Thank you Creator!  Thank you Redeemer!
The gender-specific language led us into an animated discussion of God’s gender.  No surprises – nothing was resolved.
Will, Amanda, Meghan and I went to Saint Susan’s – a busy soup kitchen in Jamestown where we sliced, diced, mixed, served, bused and scrubbed.  We met some amazing volunteers!  The young man who worked in the scullery with Will is unemployed and spending his time volunteering while he awaits work.  The others were all older retirees like me.  Many give one day a week year round to this labor of love.  We saw God’s light in their willingness to serve.
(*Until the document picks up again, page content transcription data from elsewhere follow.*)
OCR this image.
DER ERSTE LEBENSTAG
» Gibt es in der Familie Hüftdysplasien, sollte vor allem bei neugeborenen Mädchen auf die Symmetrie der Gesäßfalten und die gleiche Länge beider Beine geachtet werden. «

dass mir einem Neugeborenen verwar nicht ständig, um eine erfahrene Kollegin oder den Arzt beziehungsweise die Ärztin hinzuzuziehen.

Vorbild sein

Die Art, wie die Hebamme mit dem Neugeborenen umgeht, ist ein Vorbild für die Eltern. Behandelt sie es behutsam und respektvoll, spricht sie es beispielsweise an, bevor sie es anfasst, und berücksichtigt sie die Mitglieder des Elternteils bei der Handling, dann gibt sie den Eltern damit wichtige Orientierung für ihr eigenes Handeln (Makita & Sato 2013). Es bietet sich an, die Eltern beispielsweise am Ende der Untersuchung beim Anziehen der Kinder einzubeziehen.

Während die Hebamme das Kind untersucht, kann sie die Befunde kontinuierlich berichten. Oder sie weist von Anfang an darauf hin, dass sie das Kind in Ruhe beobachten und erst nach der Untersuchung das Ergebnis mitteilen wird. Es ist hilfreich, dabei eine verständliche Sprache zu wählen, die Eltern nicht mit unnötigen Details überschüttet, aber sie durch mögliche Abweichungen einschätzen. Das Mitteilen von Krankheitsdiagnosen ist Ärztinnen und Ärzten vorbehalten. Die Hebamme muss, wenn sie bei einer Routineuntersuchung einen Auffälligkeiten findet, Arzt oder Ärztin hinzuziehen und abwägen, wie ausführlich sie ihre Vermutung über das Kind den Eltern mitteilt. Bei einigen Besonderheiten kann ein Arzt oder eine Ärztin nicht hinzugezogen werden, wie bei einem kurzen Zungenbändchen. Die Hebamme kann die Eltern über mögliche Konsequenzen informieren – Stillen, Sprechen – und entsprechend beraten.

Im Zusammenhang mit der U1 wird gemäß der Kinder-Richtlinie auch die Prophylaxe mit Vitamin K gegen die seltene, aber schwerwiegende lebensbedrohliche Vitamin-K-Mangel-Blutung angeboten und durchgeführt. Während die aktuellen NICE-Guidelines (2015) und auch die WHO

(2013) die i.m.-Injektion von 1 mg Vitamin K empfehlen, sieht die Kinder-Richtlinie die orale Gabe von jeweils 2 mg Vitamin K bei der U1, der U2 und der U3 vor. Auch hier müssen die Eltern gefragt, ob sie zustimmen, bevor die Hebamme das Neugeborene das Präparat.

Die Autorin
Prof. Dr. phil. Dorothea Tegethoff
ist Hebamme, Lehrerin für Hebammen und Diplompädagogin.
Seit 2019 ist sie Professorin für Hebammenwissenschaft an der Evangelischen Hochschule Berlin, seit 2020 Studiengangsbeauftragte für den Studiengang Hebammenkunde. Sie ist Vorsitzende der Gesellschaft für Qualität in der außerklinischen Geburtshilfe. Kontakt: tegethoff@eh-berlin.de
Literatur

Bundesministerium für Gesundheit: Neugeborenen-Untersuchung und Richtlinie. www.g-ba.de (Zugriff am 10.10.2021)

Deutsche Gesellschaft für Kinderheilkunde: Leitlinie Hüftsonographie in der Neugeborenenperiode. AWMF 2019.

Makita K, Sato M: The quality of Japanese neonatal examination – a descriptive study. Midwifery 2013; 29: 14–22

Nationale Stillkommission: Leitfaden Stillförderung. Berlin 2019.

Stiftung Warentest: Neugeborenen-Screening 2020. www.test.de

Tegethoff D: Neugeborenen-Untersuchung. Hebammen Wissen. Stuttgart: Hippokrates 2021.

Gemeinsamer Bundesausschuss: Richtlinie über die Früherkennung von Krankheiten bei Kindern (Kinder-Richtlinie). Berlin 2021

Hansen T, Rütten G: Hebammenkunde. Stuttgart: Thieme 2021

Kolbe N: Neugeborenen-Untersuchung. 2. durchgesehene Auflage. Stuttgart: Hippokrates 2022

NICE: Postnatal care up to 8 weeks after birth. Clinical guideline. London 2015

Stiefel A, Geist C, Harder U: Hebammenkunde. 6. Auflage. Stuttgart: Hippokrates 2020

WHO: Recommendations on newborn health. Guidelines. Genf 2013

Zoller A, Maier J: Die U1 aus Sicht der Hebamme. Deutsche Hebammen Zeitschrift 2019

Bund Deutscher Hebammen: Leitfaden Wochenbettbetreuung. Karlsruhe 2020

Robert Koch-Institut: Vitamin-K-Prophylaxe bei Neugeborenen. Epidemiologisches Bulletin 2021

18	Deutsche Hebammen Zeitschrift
This soup kitchen feeds between two and four hundred folks a day.  Spaghetti, the freshest of salads, cantaloupe, mandarin orange slices, soup, beverage and dessert were available.  We saw infants and the elderly, those infirm of body and those wounded in mind and spirit.  We saw families and those who arrived, sat, and left alone.  Some sat with downcast eyes and avoided our gaze.  Others sought our smiles.  A fellow in a bright Hawaiian shirt engaged us in enthusiastic conversation.  Many were grateful for the lunch.  Many were not.  Many were helpful and brought their trays to our bussing station to save our poor legs. 
A hundred and fifty years ago H.G. Wells believed that the revolutionary new technologies would allow mankind to wipe out sickness, ignorance and poverty by the beginning of the 1900’s.  But Jesus said, “You will always have the poor around you.” We don’t see them in Clifton Park.  Today was a startling reminder.     
Having grown up Protestant, I associate saints with the Roman and Episcopal churches and always wonder about what a saint did.  Saint Susan, I discovered, was a saint just like you and me – a believer, a worker for the kingdom, “nothing special.”  She was simply a young woman of 21 who was fatally injured in an accident in the area, and spent her final days being cared for by the skilled and compassionate staff of the local hospital.  In gratitude, her family created Saint Susan’s in her memory.   Like yours and mine, her simple life was not filled with great deeds, astonishing miracles or intentional self-sacrifice.  Yet each day the poor and the cast-down, the spat upon and the ratted on are greeted by her angelic smile and are fed in God’s name.   
As the detritus of the luncheon meal was cleared away, a fresh batch of volunteers arrived to begin work on the supper meal and we left to restore our souls beside the still waters of Lake Chautauqua.   Will got us home without benefit of a map by listening to an angelic female voice coming out of nowhere telling us when to turn right or left.  Is it magic?